Sandboxing is the boundary that lets Codex act autonomously without giving it unrestricted access to your machine. When Codex runs local commands in the Codex app, IDE extension, or CLI, those commands run inside a constrained environment instead of running with full access by default.
That environment defines what Codex can do on its own, such as which files it can modify and whether commands can use the network. When a task stays inside those boundaries, Codex can keep moving without stopping for confirmation. When it needs to go beyond them, Codex falls back to the approval flow.
Sandboxing and approvals are different controls that work together. The sandbox defines technical boundaries. The approval policy decides when Codex must stop and ask before crossing them.
What the sandbox does
The sandbox applies to spawned commands, not just to Codex’s built-in file
operations. If Codex runs tools like git, package managers, or test runners,
those commands inherit the same sandbox boundaries.
Codex uses platform-native enforcement on each OS. The implementation differs between macOS, Linux, WSL, and native Windows, but the idea is the same across surfaces: give the agent a bounded place to work so routine tasks can run autonomously inside clear limits.
Why it matters
Sandboxing reduces approval fatigue. Instead of asking you to confirm every low-risk command, Codex can read files, make edits, and run routine project commands within the boundary you already approved.
It also gives you a clearer trust model for agentic work.
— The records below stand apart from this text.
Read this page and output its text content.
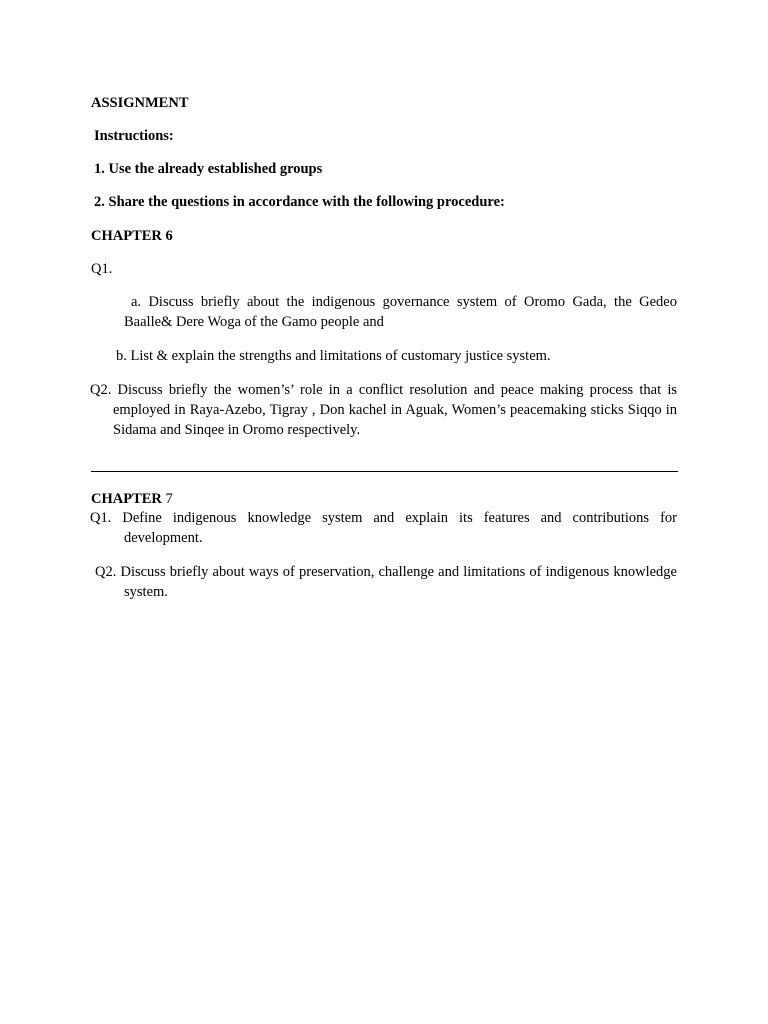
ASSIGNMENT

Instructions:

1. Use the already established groups

2. Share the questions in accordance with the following procedure:

CHAPTER 6

Q1.

a. Discuss briefly about the indigenous governance system of Oromo Gada, the Gedeo Baalle& Dere Woga of the Gamo people and

b. List & explain the strengths and limitations of customary justice system.

Q2. Discuss briefly the women’s’ role in a conflict resolution and peace making process that is employed in Raya-Azebo, Tigray , Don kachel in Aguak, Women’s peacemaking sticks Siqqo in Sidama and Sinqee in Oromo respectively.

CHAPTER 7

Q1. Define indigenous knowledge system and explain its features and contributions for development.

Q2. Discuss briefly about ways of preservation, challenge and limitations of indigenous knowledge system.
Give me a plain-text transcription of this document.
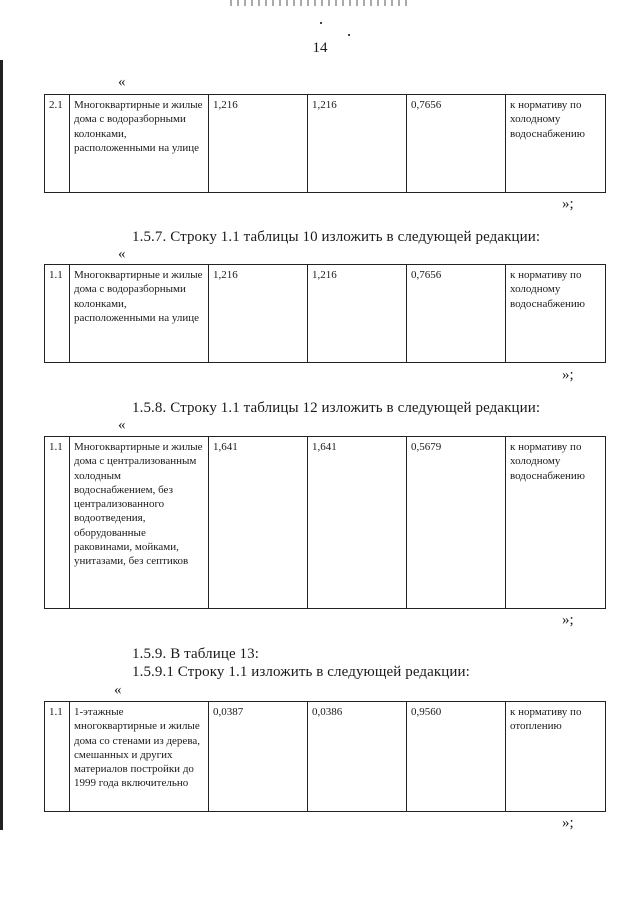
14
«
2.1	Многоквартирные и жилые дома с водоразборными колонками, расположенными на улице	1,216	1,216	0,7656	к нормативу по холодному водоснабжению
»;
1.5.7. Строку 1.1 таблицы 10 изложить в следующей редакции:
«
1.1	Многоквартирные и жилые дома с водоразборными колонками, расположенными на улице	1,216	1,216	0,7656	к нормативу по холодному водоснабжению
»;
1.5.8. Строку 1.1 таблицы 12 изложить в следующей редакции:
«
1.1	Многоквартирные и жилые дома с централизованным холодным водоснабжением, без централизованного водоотведения, оборудованные раковинами, мойками, унитазами, без септиков	1,641	1,641	0,5679	к нормативу по холодному водоснабжению
»;
1.5.9. В таблице 13:
1.5.9.1 Строку 1.1 изложить в следующей редакции:
«
1.1	1-этажные многоквартирные и жилые дома со стенами из дерева, смешанных и других материалов постройки до 1999 года включительно	0,0387	0,0386	0,9560	к нормативу по отоплению
»;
You are not just trusting the agent’s intentions; you are trusting that the agent is operating inside enforced limits. That makes it easier to let Codex work independently while still knowing when it will stop and ask for help.
How you control it
Most people start with the permissions controls in the product.
In the Codex app and IDE, you choose a mode from the permissions selector under the composer or chat input. That selector lets you rely on Codex’s default permissions, switch to full access, or use your custom configuration.
In the CLI, use /permissions
to switch modes during a session.
Configure defaults
If you want Codex to start with the same behavior every time, use a custom
configuration. Codex stores those defaults in config.toml, its local settings
file. Config basics explains how it works, and the
Configuration reference documents the exact keys for
sandbox_mode, approval_policy, and
sandbox_workspace_write.writable_roots. Use those settings to decide how much
autonomy Codex gets by default, which directories it can write to, and when it
should pause for approval.
At a high level, the common sandbox modes are:
read-only: Codex can inspect files, but it cannot edit files or run commands without approval.workspace-write: Codex can read files, edit within the workspace, and run routine local commands inside that boundary. This is the default low-friction mode for local work.danger-full-access: Codex runs without sandbox restrictions. This removes the filesystem and network boundaries and should be used only when you want Codex to act with full access.
The common approval policies are:
untrusted: Codex asks before running commands that are not in its trusted set.on-request: Codex works inside the sandbox by default and asks when it needs to go beyond that boundary.never: Codex does not stop for approval prompts.
Full access means using sandbox_mode = "danger-full-access" together with
approval_policy = "never". By contrast, --full-auto is the lower-risk local
automation preset: sandbox_mode = "workspace-write" and
approval_policy = "on-request".
If you need Codex to work across more than one directory, writable roots let you extend the places it can modify without removing the sandbox entirely. If you need a broader or narrower trust boundary, adjust the default sandbox mode and approval policy instead of relying on ad hoc exceptions.
When a workflow needs a specific exception, use rules. Rules let you allow, prompt, or forbid command prefixes outside the sandbox, which is often a better fit than broadly expanding access. For a higher-level overview of approvals and sandbox behavior in the app, see Codex app features, and for the IDE-specific settings entry points, see Codex IDE extension settings.
Platform details live in the platform-specific docs. For native Windows setup, behavior, and troubleshooting, see Windows. For admin requirements and organization-level constraints on sandboxing and approvals, see Agent approvals & security.